Rock Island RedIn 1904, the Campbell Brothers circus came to Pawnee City via the Rock Island Railroad. Nadge, the elephant keeper, had gone to feed the animals while carrying a torch and stumbled as he entered the railcar. The hay on the floor of the railcar erupted into flames. Eight animals met their demise in the fire: three elephants, two sacred cows, a bear, a camel, and a zebra.
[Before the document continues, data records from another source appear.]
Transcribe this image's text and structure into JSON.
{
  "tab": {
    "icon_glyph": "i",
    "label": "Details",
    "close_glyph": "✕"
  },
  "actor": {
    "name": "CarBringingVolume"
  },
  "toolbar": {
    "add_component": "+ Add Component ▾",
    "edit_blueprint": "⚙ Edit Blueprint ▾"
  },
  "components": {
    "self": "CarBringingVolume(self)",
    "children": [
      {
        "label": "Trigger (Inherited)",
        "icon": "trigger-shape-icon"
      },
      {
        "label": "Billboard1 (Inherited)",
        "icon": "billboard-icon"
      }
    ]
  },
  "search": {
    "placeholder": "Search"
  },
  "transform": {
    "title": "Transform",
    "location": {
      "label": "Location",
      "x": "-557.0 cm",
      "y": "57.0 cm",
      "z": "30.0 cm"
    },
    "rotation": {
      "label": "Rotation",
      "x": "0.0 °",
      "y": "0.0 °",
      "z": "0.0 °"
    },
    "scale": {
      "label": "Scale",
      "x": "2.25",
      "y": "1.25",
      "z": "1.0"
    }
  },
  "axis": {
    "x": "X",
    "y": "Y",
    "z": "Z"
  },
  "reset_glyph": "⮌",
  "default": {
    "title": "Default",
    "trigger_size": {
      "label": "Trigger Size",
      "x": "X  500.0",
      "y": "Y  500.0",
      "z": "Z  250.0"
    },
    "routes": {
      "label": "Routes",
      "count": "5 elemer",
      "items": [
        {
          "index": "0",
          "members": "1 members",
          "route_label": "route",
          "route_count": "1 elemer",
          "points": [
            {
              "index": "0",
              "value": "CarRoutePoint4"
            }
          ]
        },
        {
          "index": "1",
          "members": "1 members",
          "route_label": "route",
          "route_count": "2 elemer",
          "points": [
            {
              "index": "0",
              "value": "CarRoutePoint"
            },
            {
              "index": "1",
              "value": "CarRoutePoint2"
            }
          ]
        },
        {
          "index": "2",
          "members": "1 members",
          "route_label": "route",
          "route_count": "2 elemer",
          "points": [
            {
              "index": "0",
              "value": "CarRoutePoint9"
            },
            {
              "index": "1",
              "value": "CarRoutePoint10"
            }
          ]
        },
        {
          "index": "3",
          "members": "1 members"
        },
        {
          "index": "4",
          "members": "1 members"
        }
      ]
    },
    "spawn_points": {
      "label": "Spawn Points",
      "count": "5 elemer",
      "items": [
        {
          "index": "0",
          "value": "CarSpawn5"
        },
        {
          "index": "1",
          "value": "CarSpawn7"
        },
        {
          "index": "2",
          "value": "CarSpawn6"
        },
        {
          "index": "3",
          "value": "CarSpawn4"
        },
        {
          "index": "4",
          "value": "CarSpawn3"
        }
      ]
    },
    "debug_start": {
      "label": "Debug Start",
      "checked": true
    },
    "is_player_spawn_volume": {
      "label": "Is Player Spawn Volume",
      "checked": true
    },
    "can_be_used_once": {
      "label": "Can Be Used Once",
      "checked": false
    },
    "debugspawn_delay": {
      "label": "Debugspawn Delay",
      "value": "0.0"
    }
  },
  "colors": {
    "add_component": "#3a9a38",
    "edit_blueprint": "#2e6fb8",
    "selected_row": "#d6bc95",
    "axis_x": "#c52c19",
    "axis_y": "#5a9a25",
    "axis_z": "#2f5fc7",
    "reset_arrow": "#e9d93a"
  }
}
All of these animals were buried on our vineyard property.

In 1906, the University of Nebraska excavated the two Asian elephants, Venus and baby Hamburg, because they didn't have that species in their collection. After killing two of her handlers, Venus had become known as a "man-killer," but she was reported to be very loving to baby Hamburg.

In 1946, Morrill Hall added Venus and Hamburg to the display in “Elephant Hall” on the UNL campus where these two elephants can still be seen today.

SchillingBridge Winery & Microbrewery honors these historic events in the naming of several of our non-varietal wines. Rock Island Red, Sweet Santa Fe, and Right O’ Way Red were named for the historic railroad that ran through the area.